Closed Bug 857353 Opened 11 years ago Closed 3 years ago

ANR: deadlock between UI and Gecko threads inside gecko.Tab/gecko.Tabs

Categories

(Firefox for Android Graveyard :: General, defect)

ARM
Android
defect
Not set
normal

Tracking

(Not tracked)

RESOLVED INCOMPLETE

People

(Reporter: jchen, Unassigned)

Details

(Whiteboard: [ANR])

The ANR reporter caught a deadlock between Tab and Tabs, when they're being accessed simultaneously on both the UI and Gecko threads:

>"main" prio=5 tid=1 MONITOR
>  | group="main" sCount=1 dsCount=0 obj=0x40a0f460 self=0xc17888
>  | sysTid=10244 nice=0 sched=0/0 cgrp=default handle=1074967688
>  | schedstat=( 0 0 0 ) utm=207 stm=24 core=0
>  at org.mozilla.gecko.Tab.onChange(Tab.java:~109)
>  - waiting to lock <0x41209978> (a org.mozilla.gecko.Tab) held by tid=14 (Gecko)
>  at org.mozilla.gecko.Tabs.onTabChanged(Tabs.java:541)
>  at org.mozilla.gecko.Tabs.access$300(Tabs.java:31)
>  at org.mozilla.gecko.Tabs$4.run(Tabs.java:509)
>  at android.app.Activity.runOnUiThread(Activity.java:4289)
>  at org.mozilla.gecko.Tabs.notifyListeners(Tabs.java:506)
>  at org.mozilla.gecko.Tabs.notifyListeners(Tabs.java:501)
>  at org.mozilla.gecko.Tabs.selectTab(Tabs.java:212)
>  at org.mozilla.gecko.Tabs.loadUrl(Tabs.java:643)
>  at org.mozilla.gecko.Tabs.loadUrl(Tabs.java:590)
>  at org.mozilla.gecko.AboutHomeContent$13$1.onClick(AboutHomeContent.java:705)
>  at android.view.View.performClick(View.java:3540)
>  at android.view.View$PerformClick.run(View.java:14167)
>  at android.os.Handler.handleCallback(Handler.java:605)
>  at android.os.Handler.dispatchMessage(Handler.java:92)
>  at android.os.Looper.loop(Looper.java:137)
>  at android.app.ActivityThread.main(ActivityThread.java:4486)
>  at java.lang.reflect.Method.invokeNative(Native Method)
>  at java.lang.reflect.Method.invoke(Method.java:511)
>  at com.android.internal.os.ZygoteInit$MethodAndArgsCaller.run(ZygoteInit.java:784)
>  at com.android.internal.os.ZygoteInit.main(ZygoteInit.java:551)
>  at dalvik.system.NativeStart.main(Native Method)

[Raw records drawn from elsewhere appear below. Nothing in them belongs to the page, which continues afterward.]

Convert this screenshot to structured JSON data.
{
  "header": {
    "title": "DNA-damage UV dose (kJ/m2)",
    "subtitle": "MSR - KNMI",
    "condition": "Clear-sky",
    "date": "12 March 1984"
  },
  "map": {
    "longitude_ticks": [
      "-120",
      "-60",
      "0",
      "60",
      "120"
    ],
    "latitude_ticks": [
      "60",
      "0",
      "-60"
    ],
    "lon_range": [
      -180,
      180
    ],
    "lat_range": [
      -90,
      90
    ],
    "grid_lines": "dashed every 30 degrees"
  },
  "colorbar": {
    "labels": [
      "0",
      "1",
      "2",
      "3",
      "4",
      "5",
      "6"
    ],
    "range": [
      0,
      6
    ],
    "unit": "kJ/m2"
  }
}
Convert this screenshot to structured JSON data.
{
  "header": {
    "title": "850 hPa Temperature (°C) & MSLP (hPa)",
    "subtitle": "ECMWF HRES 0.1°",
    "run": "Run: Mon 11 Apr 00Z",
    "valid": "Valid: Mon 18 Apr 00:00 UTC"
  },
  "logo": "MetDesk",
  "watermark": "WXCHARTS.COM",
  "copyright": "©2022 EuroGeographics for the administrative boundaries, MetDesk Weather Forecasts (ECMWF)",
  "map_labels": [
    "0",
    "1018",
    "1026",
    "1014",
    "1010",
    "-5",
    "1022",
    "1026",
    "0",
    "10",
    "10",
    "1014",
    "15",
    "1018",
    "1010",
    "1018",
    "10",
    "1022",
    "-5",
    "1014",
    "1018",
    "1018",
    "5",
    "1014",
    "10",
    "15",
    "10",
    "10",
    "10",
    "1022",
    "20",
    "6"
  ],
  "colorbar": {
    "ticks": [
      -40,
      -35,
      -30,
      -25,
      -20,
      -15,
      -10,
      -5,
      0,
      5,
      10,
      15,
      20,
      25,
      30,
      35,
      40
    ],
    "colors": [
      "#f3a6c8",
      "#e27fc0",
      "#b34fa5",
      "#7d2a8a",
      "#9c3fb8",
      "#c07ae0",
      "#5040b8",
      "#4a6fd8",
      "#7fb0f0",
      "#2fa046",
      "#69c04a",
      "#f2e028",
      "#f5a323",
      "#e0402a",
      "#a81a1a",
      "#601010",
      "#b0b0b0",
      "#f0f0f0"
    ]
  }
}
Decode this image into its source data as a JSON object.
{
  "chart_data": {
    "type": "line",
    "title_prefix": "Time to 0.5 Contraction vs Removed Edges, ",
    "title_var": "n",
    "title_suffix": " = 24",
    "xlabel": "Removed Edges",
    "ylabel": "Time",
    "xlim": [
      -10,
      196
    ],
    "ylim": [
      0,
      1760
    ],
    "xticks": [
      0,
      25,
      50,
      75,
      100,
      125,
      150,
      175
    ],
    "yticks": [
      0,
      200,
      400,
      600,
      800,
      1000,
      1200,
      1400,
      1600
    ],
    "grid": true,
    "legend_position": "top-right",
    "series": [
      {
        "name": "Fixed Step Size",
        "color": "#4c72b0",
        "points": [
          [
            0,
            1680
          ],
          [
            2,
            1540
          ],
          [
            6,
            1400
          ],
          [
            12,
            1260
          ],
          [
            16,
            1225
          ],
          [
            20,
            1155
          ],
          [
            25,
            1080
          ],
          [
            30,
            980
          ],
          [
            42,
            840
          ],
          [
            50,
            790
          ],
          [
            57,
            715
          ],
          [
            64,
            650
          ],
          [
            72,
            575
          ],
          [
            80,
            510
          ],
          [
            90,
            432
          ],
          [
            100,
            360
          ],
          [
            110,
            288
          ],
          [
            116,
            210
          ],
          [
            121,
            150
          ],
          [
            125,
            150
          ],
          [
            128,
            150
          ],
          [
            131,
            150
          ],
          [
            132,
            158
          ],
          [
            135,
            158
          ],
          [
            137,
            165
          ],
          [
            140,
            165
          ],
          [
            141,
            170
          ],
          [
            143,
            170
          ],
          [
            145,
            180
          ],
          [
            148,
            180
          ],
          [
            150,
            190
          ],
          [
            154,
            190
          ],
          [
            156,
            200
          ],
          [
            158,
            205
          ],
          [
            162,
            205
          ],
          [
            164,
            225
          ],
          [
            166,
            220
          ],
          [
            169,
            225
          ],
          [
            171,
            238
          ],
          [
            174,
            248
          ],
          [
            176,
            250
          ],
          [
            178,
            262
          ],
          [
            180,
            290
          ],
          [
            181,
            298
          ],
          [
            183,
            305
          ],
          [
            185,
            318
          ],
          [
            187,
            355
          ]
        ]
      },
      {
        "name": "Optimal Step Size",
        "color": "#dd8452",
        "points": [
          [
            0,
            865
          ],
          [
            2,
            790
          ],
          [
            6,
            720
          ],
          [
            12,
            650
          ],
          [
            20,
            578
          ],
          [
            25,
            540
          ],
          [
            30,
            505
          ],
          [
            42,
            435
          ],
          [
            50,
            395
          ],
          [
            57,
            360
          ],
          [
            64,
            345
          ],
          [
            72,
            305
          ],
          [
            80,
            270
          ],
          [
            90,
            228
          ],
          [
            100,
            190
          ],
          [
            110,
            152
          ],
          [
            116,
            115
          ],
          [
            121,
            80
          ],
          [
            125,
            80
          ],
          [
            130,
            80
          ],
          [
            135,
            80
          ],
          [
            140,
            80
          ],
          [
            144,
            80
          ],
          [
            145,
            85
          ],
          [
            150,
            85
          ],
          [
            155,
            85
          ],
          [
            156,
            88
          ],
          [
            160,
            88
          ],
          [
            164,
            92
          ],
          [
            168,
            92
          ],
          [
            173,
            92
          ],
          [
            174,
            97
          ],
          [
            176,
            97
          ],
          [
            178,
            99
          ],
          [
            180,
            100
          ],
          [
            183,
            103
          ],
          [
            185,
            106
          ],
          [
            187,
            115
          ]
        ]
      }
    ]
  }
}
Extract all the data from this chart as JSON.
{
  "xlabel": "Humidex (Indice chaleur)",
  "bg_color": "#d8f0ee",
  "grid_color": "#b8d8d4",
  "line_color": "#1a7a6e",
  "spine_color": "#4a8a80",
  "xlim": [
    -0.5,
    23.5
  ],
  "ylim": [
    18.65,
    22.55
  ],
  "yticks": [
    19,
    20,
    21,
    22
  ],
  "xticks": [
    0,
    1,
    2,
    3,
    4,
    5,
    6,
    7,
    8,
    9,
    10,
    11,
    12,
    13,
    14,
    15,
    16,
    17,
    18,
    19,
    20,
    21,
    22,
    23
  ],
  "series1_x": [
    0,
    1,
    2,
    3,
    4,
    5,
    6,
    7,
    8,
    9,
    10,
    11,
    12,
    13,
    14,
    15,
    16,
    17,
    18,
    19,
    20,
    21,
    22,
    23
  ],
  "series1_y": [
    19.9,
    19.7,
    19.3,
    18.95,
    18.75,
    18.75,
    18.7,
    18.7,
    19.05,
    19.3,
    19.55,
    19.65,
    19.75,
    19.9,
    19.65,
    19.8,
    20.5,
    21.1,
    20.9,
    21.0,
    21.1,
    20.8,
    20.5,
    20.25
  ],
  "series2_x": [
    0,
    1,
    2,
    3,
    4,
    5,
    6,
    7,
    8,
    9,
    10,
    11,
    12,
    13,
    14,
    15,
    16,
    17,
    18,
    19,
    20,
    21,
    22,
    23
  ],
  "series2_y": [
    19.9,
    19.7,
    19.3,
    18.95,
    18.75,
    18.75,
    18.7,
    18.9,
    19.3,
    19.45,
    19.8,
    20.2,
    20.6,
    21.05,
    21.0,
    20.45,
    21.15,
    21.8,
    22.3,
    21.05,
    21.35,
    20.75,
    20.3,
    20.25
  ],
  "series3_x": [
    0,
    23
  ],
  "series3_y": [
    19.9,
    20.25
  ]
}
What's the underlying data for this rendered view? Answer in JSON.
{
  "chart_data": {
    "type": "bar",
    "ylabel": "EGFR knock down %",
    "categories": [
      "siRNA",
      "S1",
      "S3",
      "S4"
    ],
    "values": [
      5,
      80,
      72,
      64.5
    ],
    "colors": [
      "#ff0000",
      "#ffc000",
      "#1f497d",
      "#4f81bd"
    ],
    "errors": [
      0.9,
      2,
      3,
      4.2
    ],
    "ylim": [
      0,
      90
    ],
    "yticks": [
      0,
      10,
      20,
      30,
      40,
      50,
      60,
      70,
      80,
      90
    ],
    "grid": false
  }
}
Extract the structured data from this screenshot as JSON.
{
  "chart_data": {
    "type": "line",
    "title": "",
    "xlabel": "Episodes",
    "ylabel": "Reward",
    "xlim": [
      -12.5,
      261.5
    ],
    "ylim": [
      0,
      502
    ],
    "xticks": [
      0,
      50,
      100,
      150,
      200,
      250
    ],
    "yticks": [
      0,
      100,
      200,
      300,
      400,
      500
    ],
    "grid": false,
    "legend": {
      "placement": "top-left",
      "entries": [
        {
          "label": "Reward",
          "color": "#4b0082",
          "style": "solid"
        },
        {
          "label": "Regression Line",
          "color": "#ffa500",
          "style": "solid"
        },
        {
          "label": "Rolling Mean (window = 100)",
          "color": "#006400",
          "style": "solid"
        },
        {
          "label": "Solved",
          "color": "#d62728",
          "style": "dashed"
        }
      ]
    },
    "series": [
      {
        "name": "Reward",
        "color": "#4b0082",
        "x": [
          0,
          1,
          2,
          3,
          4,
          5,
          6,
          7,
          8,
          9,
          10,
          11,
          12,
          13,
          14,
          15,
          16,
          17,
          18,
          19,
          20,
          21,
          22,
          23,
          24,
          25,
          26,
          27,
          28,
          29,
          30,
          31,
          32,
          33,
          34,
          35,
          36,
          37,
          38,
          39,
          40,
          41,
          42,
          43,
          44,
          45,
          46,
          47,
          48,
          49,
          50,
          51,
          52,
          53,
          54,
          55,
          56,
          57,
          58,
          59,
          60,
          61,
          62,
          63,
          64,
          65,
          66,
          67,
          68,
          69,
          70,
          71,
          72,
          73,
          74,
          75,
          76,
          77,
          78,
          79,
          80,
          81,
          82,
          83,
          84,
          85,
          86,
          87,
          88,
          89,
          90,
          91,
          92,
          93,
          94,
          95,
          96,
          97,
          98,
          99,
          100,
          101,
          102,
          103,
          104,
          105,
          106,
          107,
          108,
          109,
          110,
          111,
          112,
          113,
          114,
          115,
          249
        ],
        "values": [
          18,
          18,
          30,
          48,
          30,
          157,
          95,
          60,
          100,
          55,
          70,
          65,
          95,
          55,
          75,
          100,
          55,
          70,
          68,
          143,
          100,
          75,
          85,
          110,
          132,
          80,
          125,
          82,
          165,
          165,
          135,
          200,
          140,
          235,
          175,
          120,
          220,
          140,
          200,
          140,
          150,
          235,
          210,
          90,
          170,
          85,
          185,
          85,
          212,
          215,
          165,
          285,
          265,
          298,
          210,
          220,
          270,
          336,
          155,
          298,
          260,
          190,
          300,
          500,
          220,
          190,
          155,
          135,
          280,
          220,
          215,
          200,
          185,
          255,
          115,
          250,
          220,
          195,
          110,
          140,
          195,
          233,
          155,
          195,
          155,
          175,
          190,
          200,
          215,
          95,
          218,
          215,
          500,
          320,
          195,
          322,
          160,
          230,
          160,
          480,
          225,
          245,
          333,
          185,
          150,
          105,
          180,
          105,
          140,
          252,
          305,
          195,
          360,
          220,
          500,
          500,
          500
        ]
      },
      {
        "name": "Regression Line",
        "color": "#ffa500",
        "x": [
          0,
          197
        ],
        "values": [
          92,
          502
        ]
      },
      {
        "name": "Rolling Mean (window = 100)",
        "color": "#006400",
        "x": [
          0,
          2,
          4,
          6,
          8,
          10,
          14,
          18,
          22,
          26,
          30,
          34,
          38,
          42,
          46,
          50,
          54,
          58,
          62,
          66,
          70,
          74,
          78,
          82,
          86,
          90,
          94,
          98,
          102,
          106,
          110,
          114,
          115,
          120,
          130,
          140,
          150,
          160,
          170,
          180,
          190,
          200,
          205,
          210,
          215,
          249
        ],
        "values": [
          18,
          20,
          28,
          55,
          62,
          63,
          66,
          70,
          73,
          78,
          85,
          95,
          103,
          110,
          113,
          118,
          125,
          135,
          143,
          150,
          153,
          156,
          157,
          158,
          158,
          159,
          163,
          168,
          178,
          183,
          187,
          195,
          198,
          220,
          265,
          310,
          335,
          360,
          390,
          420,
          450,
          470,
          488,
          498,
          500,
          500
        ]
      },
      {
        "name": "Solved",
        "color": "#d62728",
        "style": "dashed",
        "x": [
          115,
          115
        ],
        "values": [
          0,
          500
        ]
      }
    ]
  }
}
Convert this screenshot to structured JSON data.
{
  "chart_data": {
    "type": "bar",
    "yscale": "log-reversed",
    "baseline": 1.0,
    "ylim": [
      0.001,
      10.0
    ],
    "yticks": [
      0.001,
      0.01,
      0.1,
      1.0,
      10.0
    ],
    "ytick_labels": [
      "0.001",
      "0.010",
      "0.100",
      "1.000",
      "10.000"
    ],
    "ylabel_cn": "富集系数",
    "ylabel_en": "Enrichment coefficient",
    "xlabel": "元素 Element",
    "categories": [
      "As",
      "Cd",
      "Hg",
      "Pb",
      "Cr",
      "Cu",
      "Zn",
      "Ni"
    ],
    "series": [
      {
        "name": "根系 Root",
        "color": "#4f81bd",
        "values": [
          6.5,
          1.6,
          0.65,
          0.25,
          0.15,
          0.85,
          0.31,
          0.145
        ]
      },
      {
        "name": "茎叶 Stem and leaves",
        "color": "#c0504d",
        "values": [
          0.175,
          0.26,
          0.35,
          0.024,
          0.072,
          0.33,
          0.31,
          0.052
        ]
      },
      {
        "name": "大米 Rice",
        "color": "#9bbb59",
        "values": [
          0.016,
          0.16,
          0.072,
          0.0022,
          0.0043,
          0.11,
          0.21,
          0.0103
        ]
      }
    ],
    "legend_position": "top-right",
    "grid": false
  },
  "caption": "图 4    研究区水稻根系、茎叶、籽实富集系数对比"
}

>"Gecko" prio=5 tid=14 MONITOR
>  | group="main" sCount=1 dsCount=0 obj=0x411f9678 self=0xf7e3d8
>  | sysTid=10308 nice=0 sched=0/0 cgrp=default handle=14804680
>  | schedstat=( 0 0 0 ) utm=267 stm=60 core=1
>  at org.mozilla.gecko.Tabs.getActivity(Tabs.java:~334)
>  - waiting to lock <0x4116a728> (a org.mozilla.gecko.Tabs) held by tid=1 (main)
>  at org.mozilla.gecko.Tabs.notifyListeners(Tabs.java:506)
>  at org.mozilla.gecko.Tabs.notifyListeners(Tabs.java:501)
>  at org.mozilla.gecko.Tab.updateTitle(Tab.java:250)
>  at org.mozilla.gecko.Tab.handleLocationChange(Tab.java:528)
>  at org.mozilla.gecko.Tabs.handleMessage(Tabs.java:405)
>  at org.mozilla.gecko.util.EventDispatcher.dispatchEvent(EventDispatcher.java:75)
>  at org.mozilla.gecko.GeckoAppShell.handleGeckoMessage(GeckoAppShell.java:1853)
>  at org.mozilla.gecko.mozglue.GeckoLoader.nativeRun(Native Method)
>  at org.mozilla.gecko.mozglue.GeckoLoader.nativeRun(Native Method)
>  at org.mozilla.gecko.GeckoAppShell.runGecko(GeckoAppShell.java:290)
>  at org.mozilla.gecko.GeckoThread.run(GeckoThread.java:104)
Is this new, Jim? Can you specify a version or commit?
(My temptation to just completely rip out all of our tabs code and rewrite it from scratch to be immutable grows ever stronger…)
(In reply to Richard Newman [:rnewman] from comment #1)
> Is this new, Jim? Can you specify a version or commit?

This specific report was from Fennec 22 Nightly (3/27).

But considering the ANR reporter was turned on only last week, this bug most likely have been a long-standing issue, and we just didn't know about it because it results in a hang, not crash :-/
I dread to think what it would have reported prior to Bug 844407!
Ugh, I hadn't followed the chain deep enough when I was looking at this code (either that, or bnicholson's work didn't touch it enough).

Yeah, there are interleaved calls back and forth between the two objects here, which is a perfect opportunity for deadlock.

It is *probably* sufficient to (a) remove most of the Tabs accesses from Tab, and (b) add a layer of indirection for the rest.

None of the uses I can see really make any sense.

For example, why do we call myTab.readerMode(), and it asks Tabs to do the work? Why not just ask Tabs to open a new tab? Why are Tab instances responsible for notifying Tabs's listeners *on this thread*?

So let's think about getting rid of those, so that accesses to each tab and Tabs only happen on the threads we're expecting them to. One way to do that is to have a thread-safe 'pipe' for tab events (e.g., for those notifications, for new tab events, etc.).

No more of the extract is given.